Ce concert a tenu ses promesses : il a bien été le rendez-vous majeur du festival Agora… Et ce n’est pas la présence de Pierre Boulez qui allait le démentir. Evénement… mais pas forcément là où il était attendu. Car, à force de penser à la création française du dernier opus à ce jour de Tristan Murail, Les sept Paroles, l’on a fini par oublier l’autre première, celle d’un immense musicien, Jonathan Harvey. À soixante et onze ans, le musicien britannique a conçu avec Speakings œuvre magistrale de vingt-cinq minutes, en trois mouvements continus, composée en 2007-2008 pour grand orchestre, flûte basse, hautbois, trombone et électronique live qui l’impose bel et bien comme l’un des plus grands compositeurs de notre temps.

Créée le 19 août 2008 au Royal Albert Hall de Londres dans le cadre des BBC Proms par l’Orchestre Symphonique de la BBC dirigée par Ilan Volkov, cette pièce a été développée, pour sa partie électronique, à l’Ircam. Il s’agit du dernier volet d’une trilogie consacrée par Harvey, artiste de confession catholique à la pensée bouddhiste, à la purification du corps, de l’esprit et de la parole, speaking.

« Comme si l’orchestre apprenait à parler, comme un bébé à sa maman », convient-il. Le discours orchestral est formé électroniquement par des bribes de paroles en provenance d’enregistrements divers, pris au hasard.
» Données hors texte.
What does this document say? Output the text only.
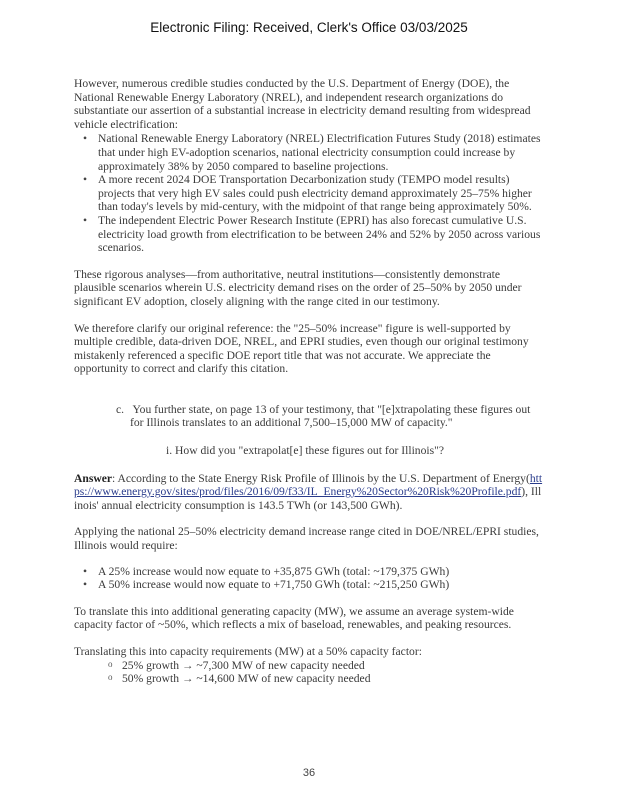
Electronic Filing: Received, Clerk's Office 03/03/2025

However, numerous credible studies conducted by the U.S. Department of Energy (DOE), the National Renewable Energy Laboratory (NREL), and independent research organizations do substantiate our assertion of a substantial increase in electricity demand resulting from widespread vehicle electrification:

• National Renewable Energy Laboratory (NREL) Electrification Futures Study (2018) estimates that under high EV-adoption scenarios, national electricity consumption could increase by approximately 38% by 2050 compared to baseline projections.
• A more recent 2024 DOE Transportation Decarbonization study (TEMPO model results) projects that very high EV sales could push electricity demand approximately 25–75% higher than today's levels by mid-century, with the midpoint of that range being approximately 50%.
• The independent Electric Power Research Institute (EPRI) has also forecast cumulative U.S. electricity load growth from electrification to be between 24% and 52% by 2050 across various scenarios.

These rigorous analyses—from authoritative, neutral institutions—consistently demonstrate plausible scenarios wherein U.S. electricity demand rises on the order of 25–50% by 2050 under significant EV adoption, closely aligning with the range cited in our testimony.

We therefore clarify our original reference: the "25–50% increase" figure is well-supported by multiple credible, data-driven DOE, NREL, and EPRI studies, even though our original testimony mistakenly referenced a specific DOE report title that was not accurate. We appreciate the opportunity to correct and clarify this citation.

c. You further state, on page 13 of your testimony, that "[e]xtrapolating these figures out for Illinois translates to an additional 7,500–15,000 MW of capacity."

i. How did you "extrapolat[e] these figures out for Illinois"?

Answer: According to the State Energy Risk Profile of Illinois by the U.S. Department of Energy(https://www.energy.gov/sites/prod/files/2016/09/f33/IL_Energy%20Sector%20Risk%20Profile.pdf), Illinois' annual electricity consumption is 143.5 TWh (or 143,500 GWh).

Applying the national 25–50% electricity demand increase range cited in DOE/NREL/EPRI studies, Illinois would require:

• A 25% increase would now equate to +35,875 GWh (total: ~179,375 GWh)
• A 50% increase would now equate to +71,750 GWh (total: ~215,250 GWh)

To translate this into additional generating capacity (MW), we assume an average system-wide capacity factor of ~50%, which reflects a mix of baseload, renewables, and peaking resources.

Translating this into capacity requirements (MW) at a 50% capacity factor:

o 25% growth → ~7,300 MW of new capacity needed
o 50% growth → ~14,600 MW of new capacity needed
36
Après une introduction un peu laborieuse, l’œuvre se structure rapidement pour exalter des moments d’une beauté et d’une force inouïe qui emportent l’auditeur pour ne plus le lâcher durant vingt trop courtes minutes.

Créé au Concertgebouw d’Amsterdam, le 10 avril dernier, dans le cadre des ZaterdagMatinee par le Radio Filharmonisch Orkest et le Groot Omroepkoor sous la direction de Marin Alsop, Les sept Paroles de Tristan Murail, partition de cinquante-cinq minutes pour grand orchestre, chœur et électronique en temps réel, s’inspire des derniers instants du Christ [lire notre entretien]. Le compositeur n’a pas mis en musique les Paroles prononcées par le Christ sur la croix, mais des passages émanant des Écritures. S’enchaînent sept moments de cette œuvre commandée par l’Ircam, Radio France et l’institution amstellodamoise, introduits chacun par autant de sons de cloches. Le compositeur voit dans les Paroles des métaphores d’une expérience humaine.

Le travail instrumental, la magnificence de l’orchestration ainsi que l’informatique en temps réel, pleinement intégrée, maîtrisée, mais aussi l’émotion qui en émane font de cette œuvre un grand moment. Mais la partie vocale n’est pas à niveau, l’écriture chorale, monolithique et déclamatoire, étant trop imprégnée encore de Messiaen (qui fut le maître de Murail), y compris le chœur virtuel qui émane des outils de synthèse vocale.